2 min read

PARIS – Selectmen will review the minutes and possibly a videotape of the June 19 town meeting to try to clear up confusion about a vote not to fund renovation of the former fire station on Pine Street.

After voting not to authorize a $70,000 bond to fund conversion of the former fire station to a police station, voters were asked to appropriate $17,000 toward payment of that bond. The article was amended to ask for the appropriation of $17,000 from taxes, and an additional $53,000 from the general fund, toward renovation of the building. That article was also defeated.

Selectmen question whether the amendment and vote were done properly, saying that several people approached them after the meeting to ask for clarification on the article.

“I think there was so much confusion with people between the amendment, the article, the amendment, and the discussion of how much money would come from where. People just got confused,” Selectman Bruce Hanson said. “I think we need to look at that and see if there was a discrepency.”

Board Chairman Gerald Kilgore asked what would happen if there was an error in the way the vote was taken.

“I’ll have to check with Betty [Larson] before I can really tell you,” said Town Manager Stephen McAllister, referring to the town clerk.

In other business, McAllister said he would present possible solutions to the town’s office space problem at the next selectmen’s meeting. At the town meeting, he had explained to voters that both the police station and the town office need more space. Had voters approved moving the police station to the former fire station, the town office would have been able to expand into the police station.

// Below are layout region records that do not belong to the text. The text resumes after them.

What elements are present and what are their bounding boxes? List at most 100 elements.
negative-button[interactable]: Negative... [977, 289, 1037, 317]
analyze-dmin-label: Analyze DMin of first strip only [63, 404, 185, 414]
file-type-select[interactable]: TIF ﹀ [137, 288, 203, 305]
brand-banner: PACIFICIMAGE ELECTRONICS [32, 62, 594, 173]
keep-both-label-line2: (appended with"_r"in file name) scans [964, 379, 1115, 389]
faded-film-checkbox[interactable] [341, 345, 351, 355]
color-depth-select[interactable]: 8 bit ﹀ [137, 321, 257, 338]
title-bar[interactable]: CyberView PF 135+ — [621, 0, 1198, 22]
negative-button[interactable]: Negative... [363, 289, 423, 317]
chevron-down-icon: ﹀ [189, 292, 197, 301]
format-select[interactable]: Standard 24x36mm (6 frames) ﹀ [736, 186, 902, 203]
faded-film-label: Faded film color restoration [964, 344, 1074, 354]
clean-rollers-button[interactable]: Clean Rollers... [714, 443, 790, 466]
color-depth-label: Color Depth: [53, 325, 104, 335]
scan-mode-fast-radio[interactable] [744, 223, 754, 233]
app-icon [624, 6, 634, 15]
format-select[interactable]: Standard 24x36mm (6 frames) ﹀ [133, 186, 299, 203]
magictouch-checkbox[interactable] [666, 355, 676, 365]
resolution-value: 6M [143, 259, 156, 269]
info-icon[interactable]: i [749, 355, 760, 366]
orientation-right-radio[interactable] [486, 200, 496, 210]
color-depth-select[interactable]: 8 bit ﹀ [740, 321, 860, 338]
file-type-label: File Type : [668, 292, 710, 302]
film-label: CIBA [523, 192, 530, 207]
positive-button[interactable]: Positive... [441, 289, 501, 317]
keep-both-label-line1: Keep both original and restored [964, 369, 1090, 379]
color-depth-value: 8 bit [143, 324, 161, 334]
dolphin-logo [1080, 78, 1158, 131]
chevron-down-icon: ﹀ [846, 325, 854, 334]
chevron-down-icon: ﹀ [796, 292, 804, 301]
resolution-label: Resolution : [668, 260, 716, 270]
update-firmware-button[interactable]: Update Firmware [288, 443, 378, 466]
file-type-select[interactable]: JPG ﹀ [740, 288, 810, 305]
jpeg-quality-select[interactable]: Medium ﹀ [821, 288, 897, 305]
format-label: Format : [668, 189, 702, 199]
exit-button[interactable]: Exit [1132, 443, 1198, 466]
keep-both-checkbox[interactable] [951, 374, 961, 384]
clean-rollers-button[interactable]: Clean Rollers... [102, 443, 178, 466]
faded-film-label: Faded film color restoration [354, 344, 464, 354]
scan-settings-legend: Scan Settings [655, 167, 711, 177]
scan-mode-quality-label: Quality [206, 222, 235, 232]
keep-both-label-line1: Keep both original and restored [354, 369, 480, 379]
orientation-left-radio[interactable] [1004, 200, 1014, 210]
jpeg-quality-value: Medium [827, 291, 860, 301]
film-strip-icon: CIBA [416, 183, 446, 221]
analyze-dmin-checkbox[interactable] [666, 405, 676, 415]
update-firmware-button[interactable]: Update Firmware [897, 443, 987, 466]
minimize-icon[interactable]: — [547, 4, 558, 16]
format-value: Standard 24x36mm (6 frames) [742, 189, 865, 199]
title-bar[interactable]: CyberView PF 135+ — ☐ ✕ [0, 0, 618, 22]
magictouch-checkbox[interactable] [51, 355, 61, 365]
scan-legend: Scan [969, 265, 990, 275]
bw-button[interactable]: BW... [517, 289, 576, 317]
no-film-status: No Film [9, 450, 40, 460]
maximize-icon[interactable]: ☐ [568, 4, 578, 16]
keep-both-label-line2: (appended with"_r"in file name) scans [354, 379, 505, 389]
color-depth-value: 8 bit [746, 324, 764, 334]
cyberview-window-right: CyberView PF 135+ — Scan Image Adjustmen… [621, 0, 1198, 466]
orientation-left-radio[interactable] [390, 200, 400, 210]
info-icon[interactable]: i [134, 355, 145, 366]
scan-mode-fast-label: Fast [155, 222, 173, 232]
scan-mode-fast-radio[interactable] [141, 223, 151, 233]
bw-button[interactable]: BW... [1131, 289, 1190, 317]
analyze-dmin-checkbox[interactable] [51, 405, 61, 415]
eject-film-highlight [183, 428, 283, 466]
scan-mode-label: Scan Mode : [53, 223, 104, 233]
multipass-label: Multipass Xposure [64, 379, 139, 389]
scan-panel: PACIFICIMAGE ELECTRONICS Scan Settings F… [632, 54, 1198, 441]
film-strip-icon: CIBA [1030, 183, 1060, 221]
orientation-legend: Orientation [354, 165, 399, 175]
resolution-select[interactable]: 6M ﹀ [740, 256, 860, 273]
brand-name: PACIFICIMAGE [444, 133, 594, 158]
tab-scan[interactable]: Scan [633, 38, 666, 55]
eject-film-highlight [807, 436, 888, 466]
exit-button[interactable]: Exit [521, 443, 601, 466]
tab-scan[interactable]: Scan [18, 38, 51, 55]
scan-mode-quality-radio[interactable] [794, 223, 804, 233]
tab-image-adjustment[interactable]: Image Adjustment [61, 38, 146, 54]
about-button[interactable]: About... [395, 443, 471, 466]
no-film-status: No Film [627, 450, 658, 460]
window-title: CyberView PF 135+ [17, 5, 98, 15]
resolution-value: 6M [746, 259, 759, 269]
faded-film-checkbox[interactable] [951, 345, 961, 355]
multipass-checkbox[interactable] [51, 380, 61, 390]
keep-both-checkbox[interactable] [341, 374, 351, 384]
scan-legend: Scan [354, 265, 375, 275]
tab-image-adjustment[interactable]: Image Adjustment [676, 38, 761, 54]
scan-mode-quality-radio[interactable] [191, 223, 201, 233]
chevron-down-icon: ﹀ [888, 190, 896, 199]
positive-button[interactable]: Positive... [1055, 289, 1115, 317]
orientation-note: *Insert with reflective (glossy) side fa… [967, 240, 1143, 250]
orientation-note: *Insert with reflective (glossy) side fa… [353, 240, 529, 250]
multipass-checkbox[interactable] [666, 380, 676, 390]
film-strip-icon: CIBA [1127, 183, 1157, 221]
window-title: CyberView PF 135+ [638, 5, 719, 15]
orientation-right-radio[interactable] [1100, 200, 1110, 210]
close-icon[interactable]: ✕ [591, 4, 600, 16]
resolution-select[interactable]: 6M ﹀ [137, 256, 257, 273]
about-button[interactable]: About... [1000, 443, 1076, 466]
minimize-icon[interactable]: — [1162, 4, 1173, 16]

The question of what to do with the former fire station remains. Selectman Bill Merrill and Barbara Payne were part of the committee that looked for possible uses for the building after the town voted not to sell it. The Police Department was the only organization which expressed an interest in moving into the building.

Merrill and Payne agreed that the committee would be willing to continue to look for a use for the building. Payne said the town should hold a public meeting to look for new ideas.

Selectmen did not agree to hold a special meeting but asked instead that anyone who would like to discuss the building call Payne, Merrill, or another member of the fire station committee.